Wednesday 18 March 2015

The Price Of Netanyahu's Victory

The Israeli/American relationship has always appeared very one sided to me with Israel receiving financial and diplomatic cover it requires at the United Nations as it continues it's massive persecution and oppression of the Palestinians and in return America gets the vitriol for supporting the hated regime in Tel Aviv.
As the votes are counted it appears that Benjamin Netanyahu has won the Israeli election but that has to come at a cost to relations with the only real ally Israel has on the World stage.
Obama and Netanyahu were already on shaky terms and the Obama administration were not slow to let it be known what they thought of Netanyahu's decision to turn up at Congress the other week and in unusually strong terms they have condemned the Israel Prime Ministers words in the last days of the election as 'deeply concerning and divisive' and 'rhetoric that seeks to marginalise one segment of their population'.
As the Palestinians are set to join the International Criminal Court on April 1 and intend to pursue war crimes charges against Israel over its occupation of the West Bank and last year's war in Gaza, there could not be a worst time for Israel to lose the support of the one country that has its back but it was telling that Netanyahu's telephone has not rang yet with the obligatory congratulatory message from the White House, a call which the White House said would be made in the coming days. 
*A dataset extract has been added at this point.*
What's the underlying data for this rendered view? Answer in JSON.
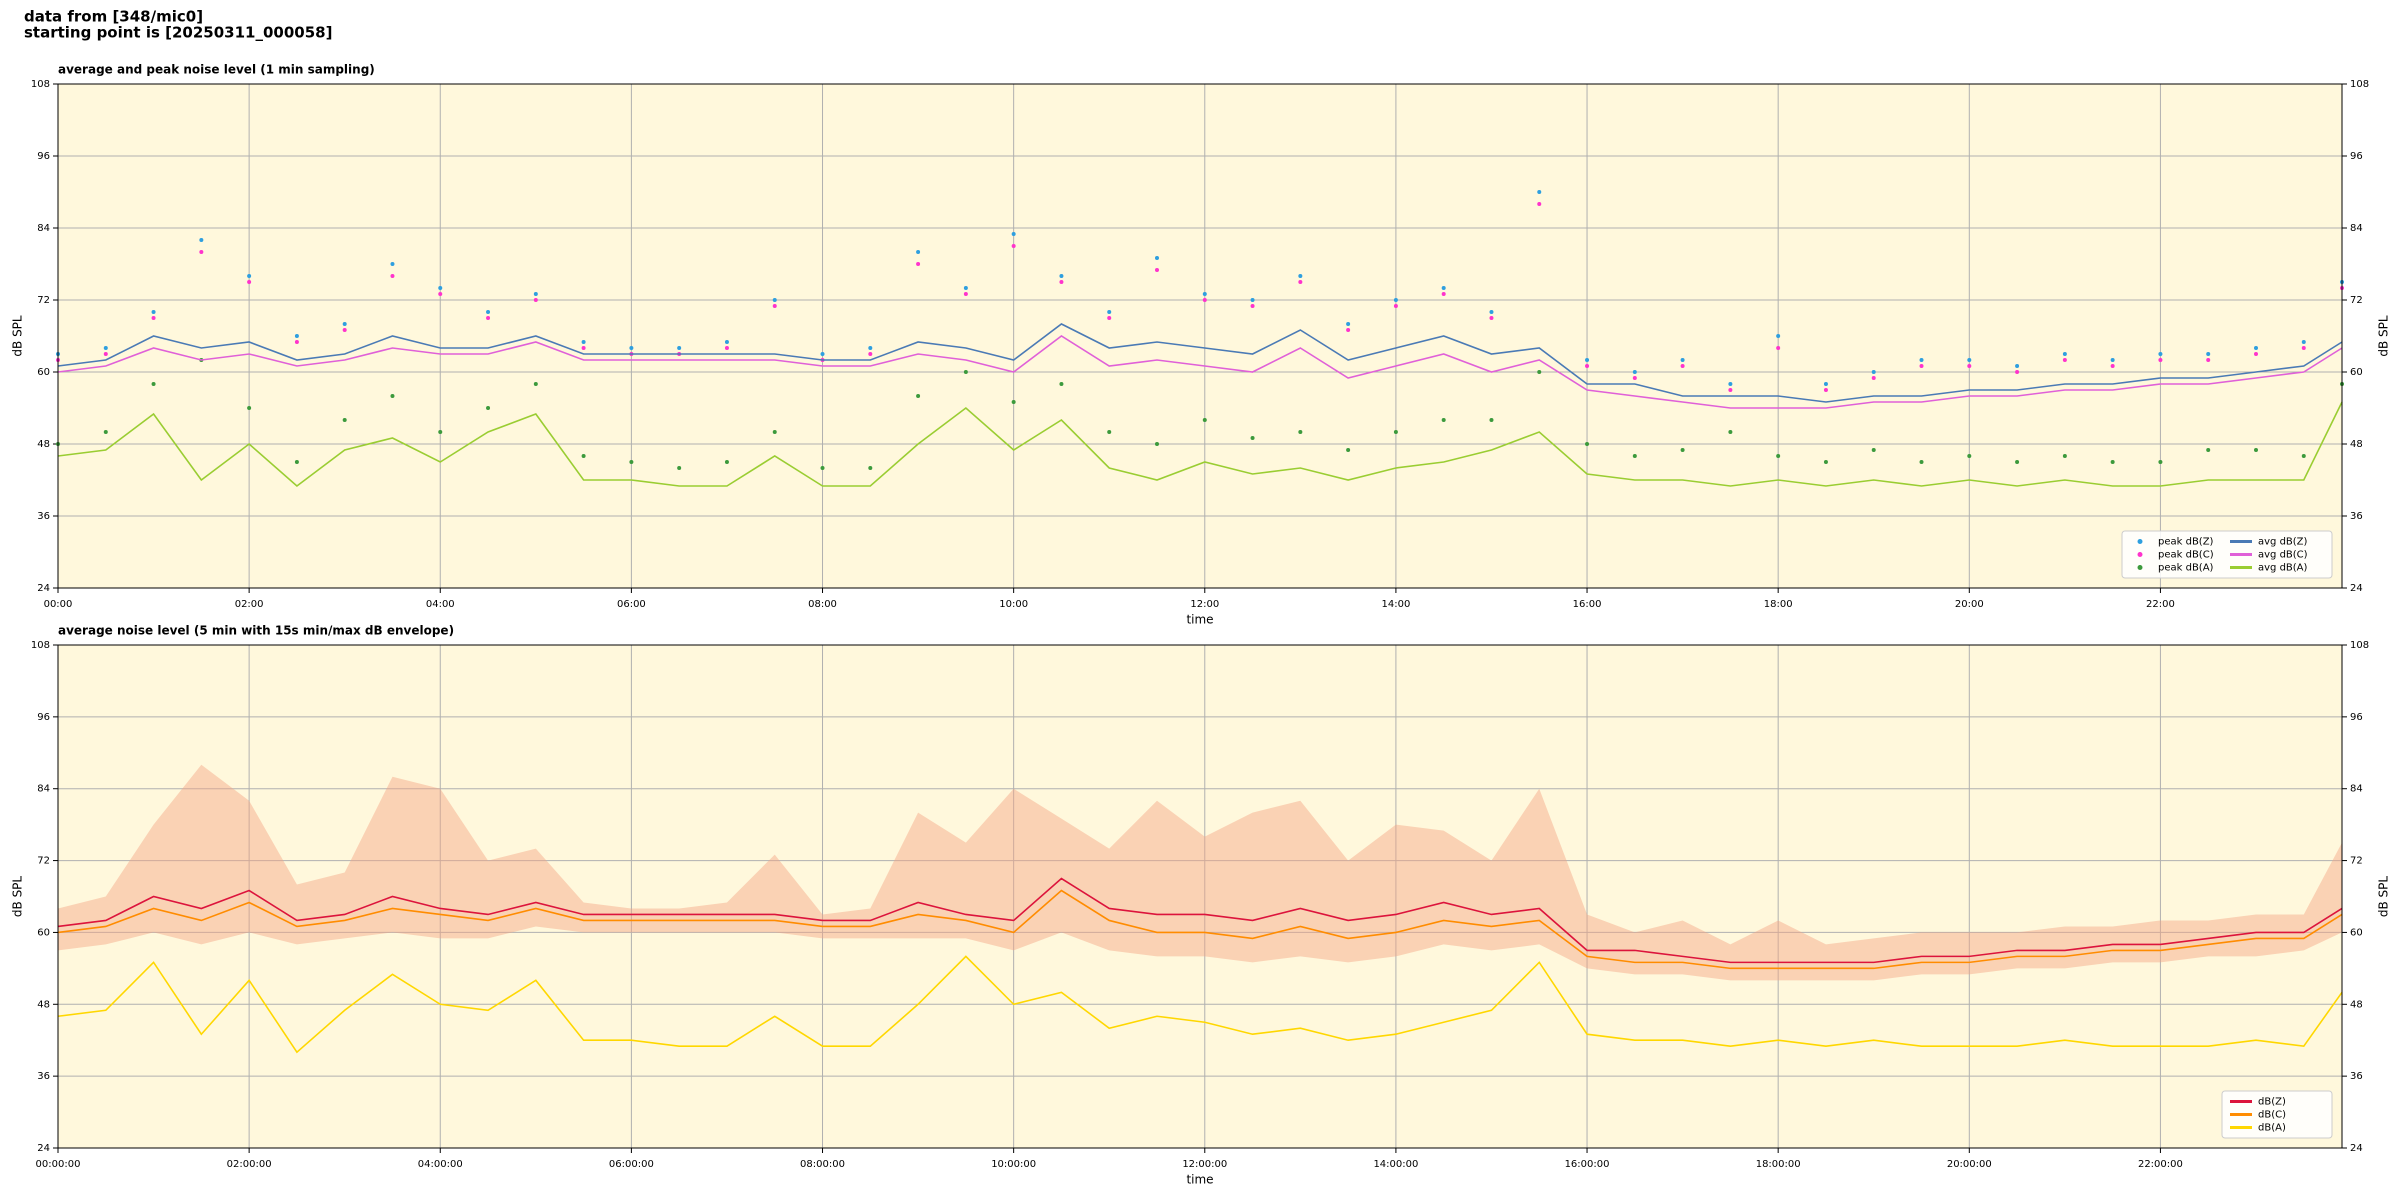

Most galling for Americans is the abandonment of the commitment to negotiate a Palestinian state which has been the basis of more than two decades of Middle East peacemaking and the promise to go on building settlements on occupied land.
US Secretary of State John Kerry, it seems, wasted nine months intense shuttle diplomacy based on Mr Netanyahu expressing support for the idea when all along he had no intention of fulfilling the promise and played the White House for suckers on the question of a two-state solution.
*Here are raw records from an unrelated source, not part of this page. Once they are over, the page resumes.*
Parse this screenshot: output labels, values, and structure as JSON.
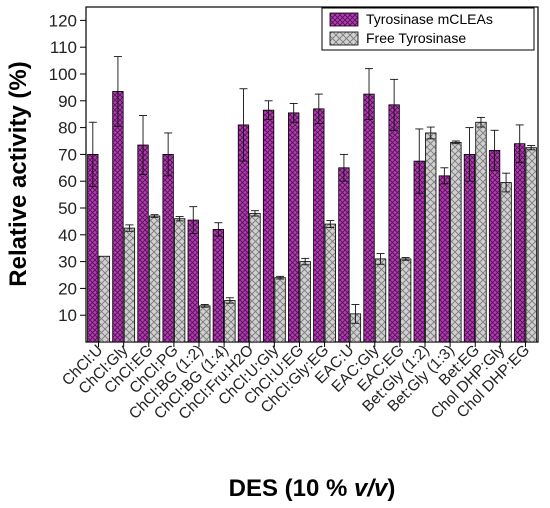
{
  "chart_data": {
    "type": "bar",
    "xlabel_prefix": "DES (10 % ",
    "xlabel_italic": "v/v",
    "xlabel_suffix": ")",
    "ylabel": "Relative activity (%)",
    "ylim": [
      0,
      125
    ],
    "yticks": [
      10,
      20,
      30,
      40,
      50,
      60,
      70,
      80,
      90,
      100,
      110,
      120
    ],
    "legend_position": "top-right",
    "grid": false,
    "categories": [
      "ChCl:U",
      "ChCl:Gly",
      "ChCl:EG",
      "ChCl:PG",
      "ChCl:BG (1:2)",
      "ChCl:BG (1:4)",
      "ChCl:Fru:H2O",
      "ChCl:U:Gly",
      "ChCl:U:EG",
      "ChCl:Gly:EG",
      "EAC:U",
      "EAC:Gly",
      "EAC:EG",
      "Bet:Gly (1:2)",
      "Bet:Gly (1:3)",
      "Bet:EG",
      "Chol DHP:Gly",
      "Chol DHP:EG"
    ],
    "series": [
      {
        "name": "Tyrosinase mCLEAs",
        "color": "#b03fb0",
        "values": [
          70,
          93.5,
          73.5,
          70,
          45.5,
          42,
          81,
          86.5,
          85.5,
          87,
          65,
          92.5,
          88.5,
          67.5,
          62,
          70,
          71.5,
          74
        ],
        "errors": [
          12,
          13,
          11,
          8,
          5,
          2.5,
          13.5,
          3.5,
          3.5,
          5.5,
          5,
          9.5,
          9.5,
          12,
          3,
          10,
          7.5,
          7
        ]
      },
      {
        "name": "Free Tyrosinase",
        "color": "#c8c8c8",
        "values": [
          32,
          42.5,
          47,
          46,
          13.5,
          15.5,
          48,
          24,
          30,
          44,
          10.5,
          31,
          31,
          78,
          74.5,
          82,
          59.5,
          72.5
        ],
        "errors": [
          0,
          1.2,
          0.5,
          0.8,
          0.5,
          1,
          1,
          0.5,
          1.2,
          1.3,
          3.5,
          2,
          0.5,
          2.2,
          0.5,
          1.8,
          3.5,
          0.8
        ]
      }
    ]
  }
}
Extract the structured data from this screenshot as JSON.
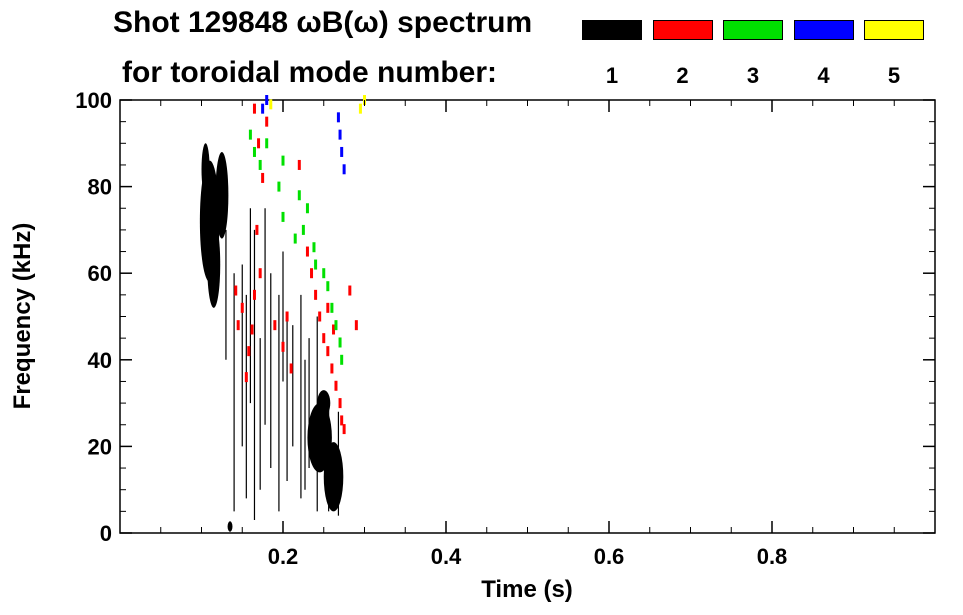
{
  "chart_data": {
    "type": "scatter",
    "title_line1": "Shot 129848 ωB(ω) spectrum",
    "title_line2": "for toroidal mode number:",
    "xlabel": "Time (s)",
    "ylabel": "Frequency (kHz)",
    "xlim": [
      0.0,
      1.0
    ],
    "ylim": [
      0,
      100
    ],
    "xticks": [
      0.2,
      0.4,
      0.6,
      0.8
    ],
    "xtick_labels": [
      "0.2",
      "0.4",
      "0.6",
      "0.8"
    ],
    "yticks": [
      0,
      20,
      40,
      60,
      80,
      100
    ],
    "ytick_labels": [
      "0",
      "20",
      "40",
      "60",
      "80",
      "100"
    ],
    "grid": false,
    "legend_placement": "top-right",
    "series": [
      {
        "name": "1",
        "color": "#000000",
        "blobs": [
          {
            "t": 0.11,
            "f": 72,
            "dt": 0.012,
            "df": 14
          },
          {
            "t": 0.115,
            "f": 62,
            "dt": 0.008,
            "df": 10
          },
          {
            "t": 0.105,
            "f": 84,
            "dt": 0.005,
            "df": 6
          },
          {
            "t": 0.125,
            "f": 78,
            "dt": 0.008,
            "df": 10
          },
          {
            "t": 0.245,
            "f": 22,
            "dt": 0.015,
            "df": 8
          },
          {
            "t": 0.262,
            "f": 13,
            "dt": 0.012,
            "df": 8
          },
          {
            "t": 0.25,
            "f": 30,
            "dt": 0.008,
            "df": 3
          },
          {
            "t": 0.135,
            "f": 1.5,
            "dt": 0.003,
            "df": 1.2
          }
        ],
        "streaks": [
          [
            0.14,
            5,
            60
          ],
          [
            0.155,
            8,
            55
          ],
          [
            0.165,
            3,
            70
          ],
          [
            0.172,
            10,
            45
          ],
          [
            0.185,
            15,
            60
          ],
          [
            0.195,
            5,
            55
          ],
          [
            0.205,
            12,
            50
          ],
          [
            0.212,
            20,
            48
          ],
          [
            0.222,
            8,
            55
          ],
          [
            0.232,
            15,
            45
          ],
          [
            0.242,
            5,
            50
          ],
          [
            0.15,
            20,
            62
          ],
          [
            0.178,
            25,
            75
          ],
          [
            0.227,
            10,
            40
          ],
          [
            0.256,
            5,
            30
          ],
          [
            0.268,
            4,
            28
          ],
          [
            0.13,
            40,
            70
          ],
          [
            0.16,
            30,
            75
          ],
          [
            0.2,
            35,
            65
          ]
        ]
      },
      {
        "name": "2",
        "color": "#ff0000",
        "points": [
          [
            0.155,
            36
          ],
          [
            0.158,
            42
          ],
          [
            0.162,
            47
          ],
          [
            0.15,
            52
          ],
          [
            0.145,
            48
          ],
          [
            0.142,
            56
          ],
          [
            0.165,
            55
          ],
          [
            0.17,
            90
          ],
          [
            0.175,
            82
          ],
          [
            0.168,
            70
          ],
          [
            0.19,
            48
          ],
          [
            0.2,
            43
          ],
          [
            0.205,
            50
          ],
          [
            0.21,
            38
          ],
          [
            0.235,
            60
          ],
          [
            0.24,
            55
          ],
          [
            0.245,
            50
          ],
          [
            0.25,
            45
          ],
          [
            0.255,
            42
          ],
          [
            0.26,
            38
          ],
          [
            0.265,
            34
          ],
          [
            0.27,
            30
          ],
          [
            0.272,
            26
          ],
          [
            0.275,
            24
          ],
          [
            0.282,
            56
          ],
          [
            0.29,
            48
          ],
          [
            0.255,
            52
          ],
          [
            0.262,
            47
          ],
          [
            0.22,
            85
          ],
          [
            0.18,
            95
          ],
          [
            0.165,
            98
          ],
          [
            0.23,
            65
          ],
          [
            0.172,
            60
          ]
        ]
      },
      {
        "name": "3",
        "color": "#00e000",
        "points": [
          [
            0.16,
            92
          ],
          [
            0.165,
            88
          ],
          [
            0.172,
            85
          ],
          [
            0.18,
            90
          ],
          [
            0.195,
            80
          ],
          [
            0.2,
            73
          ],
          [
            0.215,
            68
          ],
          [
            0.225,
            70
          ],
          [
            0.23,
            75
          ],
          [
            0.24,
            62
          ],
          [
            0.255,
            57
          ],
          [
            0.26,
            52
          ],
          [
            0.265,
            48
          ],
          [
            0.27,
            44
          ],
          [
            0.272,
            40
          ],
          [
            0.238,
            66
          ],
          [
            0.25,
            60
          ],
          [
            0.2,
            86
          ],
          [
            0.22,
            78
          ]
        ]
      },
      {
        "name": "4",
        "color": "#0000ff",
        "points": [
          [
            0.175,
            98
          ],
          [
            0.18,
            100
          ],
          [
            0.27,
            92
          ],
          [
            0.272,
            88
          ],
          [
            0.275,
            84
          ],
          [
            0.268,
            96
          ]
        ]
      },
      {
        "name": "5",
        "color": "#ffff00",
        "points": [
          [
            0.185,
            99
          ],
          [
            0.295,
            98
          ],
          [
            0.3,
            100
          ]
        ]
      }
    ]
  }
}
How this all plays out will be shown when the inevitable calls for boycotts, diplomatic pressure or action against Israel in the United Nations rears its head but Israel appears even further isolated and exposed today and that can only be a good thing that some of the scales have fallen from the eyes of the United States in dealing with Netanyahu and an Israel that has no intention of seeking peace with its neighbours until it has stolen enough of its land to make a separate Palestinian state untenable.